Langkawi MP Datuk Mohd Suhaimi Abdullah responded to the call and said that Muslims in the country would heed the call.

Tiong was responding to Bagan MP Lim Guan Eng who asked about the positive impact of the 30-day visa exemption for tourists from China and India on the objective of reaching the target of 25 million international tourist arrivals.

Tiong responded by saying the announcement is a very important initiative in stimulating the growth and recovery of the country’s tourism industry, especially for these two markets that have a large population and will certainly attract a significant influx of tourists.


“The implementation of the visa exemption policy will have a positive impact on the tourism industry especially since we can expect an increase in the number of Indian and Chinese tourists, indirectly, this will generate the economy of tourism-related industries such as hospitality, retail, transportation and so on,” he said.

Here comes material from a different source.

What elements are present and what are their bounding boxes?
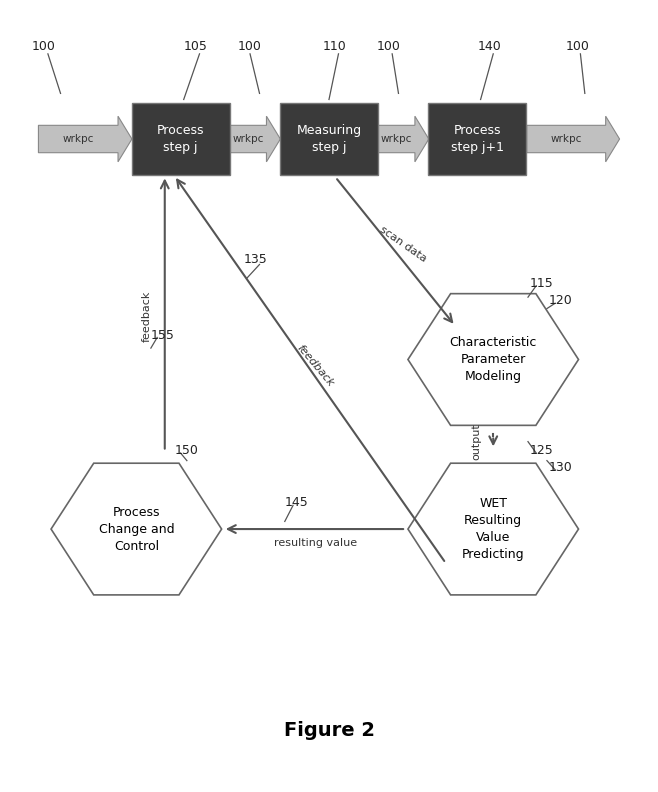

On Sunday, Prime Minister Datuk Seri Anwar Ibrahim announced 30-day visa-free entry into Malaysia for visitors from China and India from December 1.

Yesterday, he gave his assurance that the aspect of national security will not be neglected, following the government’s recent announcement regarding visa exemption for several countries.

Home Minister Datuk Seri Saifuddin Nasution Ismail also announced that Malaysia will offer long-term social visit passes to international students from 23 low-risk nations — including neighbours Singapore and Brunei — to allow them to stay here for up to a year after graduation.

Malaysia’s visa liberalisation plan comes ahead of the Visit Malaysia Year in 2026, where the country is targeting 26.1 million foreign tourist arrivals and an estimated domestic spending of RM97.6 billion.